Fuze offers Unified Communications as a Service (UCaaS), and my team is responsible for the company’s provisioning portal. This application manages most of our core business processes, such as quoting, contract management, provisioning services, managing handset and client configurations, invoicing and more.
The application is a combination of web-based UIs and REST APIs, providing customers, engineers and support teams with a variety of interfaces via which they can manage multiple operations. These operations include taking contracts and turning them into actual functioning services, along with building call flows, managing call centers and more.
Fuze has been around for over a decade, and during those years the portal code base has exceeded over 12 million lines of code. As the company evolved, some engineers moved between different teams, some started working on other parts of the application and, of course, new engineers are always joining us. At this point, the code base has become very extensive, with some portions that are very complex; and so the platform needs constant monitoring and handling.
Given that the portal is the central management application for our deployment, bugs can impact both our customers and internal stakeholders; and every issue becomes critical. Debugging is a significant part of our daily activities and detecting bugs, writing code fixes and deploying them to production can take anywhere from a few hours to a couple of days.
One of our main focus points is application health. On one occasion we came across a specific exception that occurred over 3 million times an hour. Like most companies, our workflow used to consist of using log management tools to try and identify the frequency of the most common errors. However, those tools only gave out a partial image as to what’s really going on within the application.
With OverOps, we are able to find every error or exception before it impacts our users. We are also able to see the impact of caught exceptions, and detect when their volume poses a performance risk.
That’s one of the biggest advantages OverOps offers our team, and one of the biggest eye openers we had - giving us an in-depth look into every error and exception. Thanks to OverOps, we were able to significantly reduce our heap size, improve CPU utilization and cut down our debugging time.

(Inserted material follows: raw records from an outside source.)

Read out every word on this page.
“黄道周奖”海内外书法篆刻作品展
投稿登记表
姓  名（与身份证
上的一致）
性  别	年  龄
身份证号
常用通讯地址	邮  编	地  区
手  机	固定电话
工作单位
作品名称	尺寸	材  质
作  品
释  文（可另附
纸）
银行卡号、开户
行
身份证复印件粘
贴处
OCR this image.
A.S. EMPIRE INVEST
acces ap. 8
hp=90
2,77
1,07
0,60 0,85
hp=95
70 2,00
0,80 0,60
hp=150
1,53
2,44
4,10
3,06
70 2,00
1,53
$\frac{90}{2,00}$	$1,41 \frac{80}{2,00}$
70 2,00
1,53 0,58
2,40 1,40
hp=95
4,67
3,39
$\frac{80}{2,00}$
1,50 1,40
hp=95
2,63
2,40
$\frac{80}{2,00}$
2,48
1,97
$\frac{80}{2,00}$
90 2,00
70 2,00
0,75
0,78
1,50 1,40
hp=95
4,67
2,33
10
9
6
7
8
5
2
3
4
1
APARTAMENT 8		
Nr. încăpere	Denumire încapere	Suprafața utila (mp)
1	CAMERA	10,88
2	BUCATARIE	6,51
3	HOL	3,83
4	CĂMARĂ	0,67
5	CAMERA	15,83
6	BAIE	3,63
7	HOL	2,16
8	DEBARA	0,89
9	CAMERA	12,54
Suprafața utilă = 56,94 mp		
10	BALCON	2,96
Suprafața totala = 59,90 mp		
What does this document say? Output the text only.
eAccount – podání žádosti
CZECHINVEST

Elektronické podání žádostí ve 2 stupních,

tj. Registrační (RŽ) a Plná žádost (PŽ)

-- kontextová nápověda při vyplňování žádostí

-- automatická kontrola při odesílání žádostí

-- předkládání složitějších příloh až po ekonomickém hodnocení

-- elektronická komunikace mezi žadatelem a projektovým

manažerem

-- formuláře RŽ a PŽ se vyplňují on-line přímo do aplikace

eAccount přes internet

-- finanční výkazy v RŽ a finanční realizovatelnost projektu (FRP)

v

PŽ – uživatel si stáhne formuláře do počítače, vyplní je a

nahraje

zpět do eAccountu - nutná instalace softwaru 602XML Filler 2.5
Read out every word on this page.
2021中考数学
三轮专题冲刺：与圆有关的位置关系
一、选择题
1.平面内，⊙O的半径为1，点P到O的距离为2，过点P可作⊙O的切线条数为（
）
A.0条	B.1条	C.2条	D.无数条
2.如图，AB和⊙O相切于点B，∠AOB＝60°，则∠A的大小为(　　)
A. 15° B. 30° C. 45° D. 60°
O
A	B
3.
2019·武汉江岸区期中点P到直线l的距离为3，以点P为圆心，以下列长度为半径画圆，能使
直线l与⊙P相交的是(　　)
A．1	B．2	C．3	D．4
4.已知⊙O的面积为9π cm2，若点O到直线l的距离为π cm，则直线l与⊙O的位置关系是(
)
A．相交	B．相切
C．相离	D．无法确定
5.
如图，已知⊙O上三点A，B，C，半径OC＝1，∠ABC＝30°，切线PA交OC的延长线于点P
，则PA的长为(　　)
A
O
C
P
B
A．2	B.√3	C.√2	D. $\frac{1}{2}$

Within 2 months of deploying OverOps, we were able to improve CPU utilization and heap sizeby over 50%. A side effect of this was reducing the time it takes to run full automated regression tests to under two hours. Also, OverOps significantly helps our developers in finding the root cause of errors, and reduces the time it takes to actually fix them.
Every single piece of code we write goes through code review, and our QA team have incorporated OverOps as part of their testing process. Instead of searching through the log files trying to recreate a certain issue, they have OverOps to point them in the right direction.
The OverOps dashboard pinpoints where an issue happened within the code. When QA open a ticket, they add the relevant URL to the error’s analysis from OverOps, giving our engineers a complete analysis of what actually happened.